Bank executives face new disclosure requirements. A new law obliging Russian banks to disclose information about qualification and professional experience of the executives came into effect in mid-November. It concerns the majority of key bank positions (roles), such as:
- Members of the Board of Directors (Supervisory Board)
- Sole executive body (CEO, President)
- Deputies and Members of the Collective Executive Body (Management Board)

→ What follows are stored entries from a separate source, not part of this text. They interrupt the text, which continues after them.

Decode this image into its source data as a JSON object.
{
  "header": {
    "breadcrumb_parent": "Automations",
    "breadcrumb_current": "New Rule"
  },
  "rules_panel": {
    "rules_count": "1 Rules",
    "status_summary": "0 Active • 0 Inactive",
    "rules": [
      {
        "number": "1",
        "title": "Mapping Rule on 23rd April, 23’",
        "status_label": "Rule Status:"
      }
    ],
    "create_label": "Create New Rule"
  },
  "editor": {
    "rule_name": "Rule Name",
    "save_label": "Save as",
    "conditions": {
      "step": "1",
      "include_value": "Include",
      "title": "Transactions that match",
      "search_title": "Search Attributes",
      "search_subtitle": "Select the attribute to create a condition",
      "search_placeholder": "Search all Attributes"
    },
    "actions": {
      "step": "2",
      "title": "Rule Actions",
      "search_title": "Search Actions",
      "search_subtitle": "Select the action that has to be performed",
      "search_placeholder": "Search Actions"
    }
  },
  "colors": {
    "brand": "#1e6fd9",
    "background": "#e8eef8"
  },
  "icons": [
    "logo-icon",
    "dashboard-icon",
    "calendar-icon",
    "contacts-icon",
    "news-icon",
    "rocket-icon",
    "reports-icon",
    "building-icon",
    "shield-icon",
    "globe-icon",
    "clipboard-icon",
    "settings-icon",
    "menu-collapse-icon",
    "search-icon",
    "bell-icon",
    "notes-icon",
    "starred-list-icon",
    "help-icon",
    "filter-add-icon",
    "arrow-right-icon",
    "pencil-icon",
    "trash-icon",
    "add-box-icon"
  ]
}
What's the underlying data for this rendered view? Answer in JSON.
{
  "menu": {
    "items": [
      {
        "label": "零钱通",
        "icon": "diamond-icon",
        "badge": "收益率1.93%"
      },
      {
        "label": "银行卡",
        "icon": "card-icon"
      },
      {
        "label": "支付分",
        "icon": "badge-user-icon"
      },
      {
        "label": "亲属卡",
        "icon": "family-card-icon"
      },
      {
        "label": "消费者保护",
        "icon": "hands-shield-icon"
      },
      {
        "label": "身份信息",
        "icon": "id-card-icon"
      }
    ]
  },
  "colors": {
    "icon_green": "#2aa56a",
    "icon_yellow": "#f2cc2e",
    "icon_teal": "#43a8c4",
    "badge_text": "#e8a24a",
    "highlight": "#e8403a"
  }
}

- Chief Accountants and their Deputies
- Top-managers and Chief Accountants of bank branches
What information shall be disclosed?
In addition to names of executives and their positions, banks shall post information about their education and work experience during the past five years prior to the date of appointment. Bank disclosure now includes following details:
- Full name (surname, first name and patronymic) of the CEO or President – if available
- Position held and dates of candidacy approval by the Central Bank of Russia; dates of Board Members election
- Information about vocational and further education, scientific degrees and academic ranks: i.e. educational institution, year of graduation, qualification, specialization or major
- Professional experience during the past 5 years prior to the date of appointment: i.e. employer, position (including Board memberships), dates of appointment (election) and dismissal, job description
Disclosure of information affects only formally occupied posts. Nevertheless, it is important to remember that some enterprises (especially companies controlled by small groups of owners) are frequently managed by informal Executive Bodies. In order to secure personal information of their executives companies use following practices:
- They establish informal “Board of Directors” comprised of several owners and top-managers, who are involved in the business. Its authority is not defined formally; generally, this executive body is not even reflected in company’s disclosure
- They report formal posts of executives, which disagree with their actual roles in the company: for example, shareholders or their trusted agents may be referred to in disclosure as Deputy Directors General
Some banks are already planning internal changes: e.g. they start naming employees with more presentable biography for nominal directorship or declaring some Board members and Deputies as advisers and consultants. In practice, this may lead to even greater difference between actual and declared frameworks of management structures.
However, Russian authorities offer bank clients and other interested individuals an additional due-diligence instrument. When signing large contracts with banks (e.g. putting funds under management or changing a processing center) potential clients can now verify abovementioned information individually or with the help of external providers.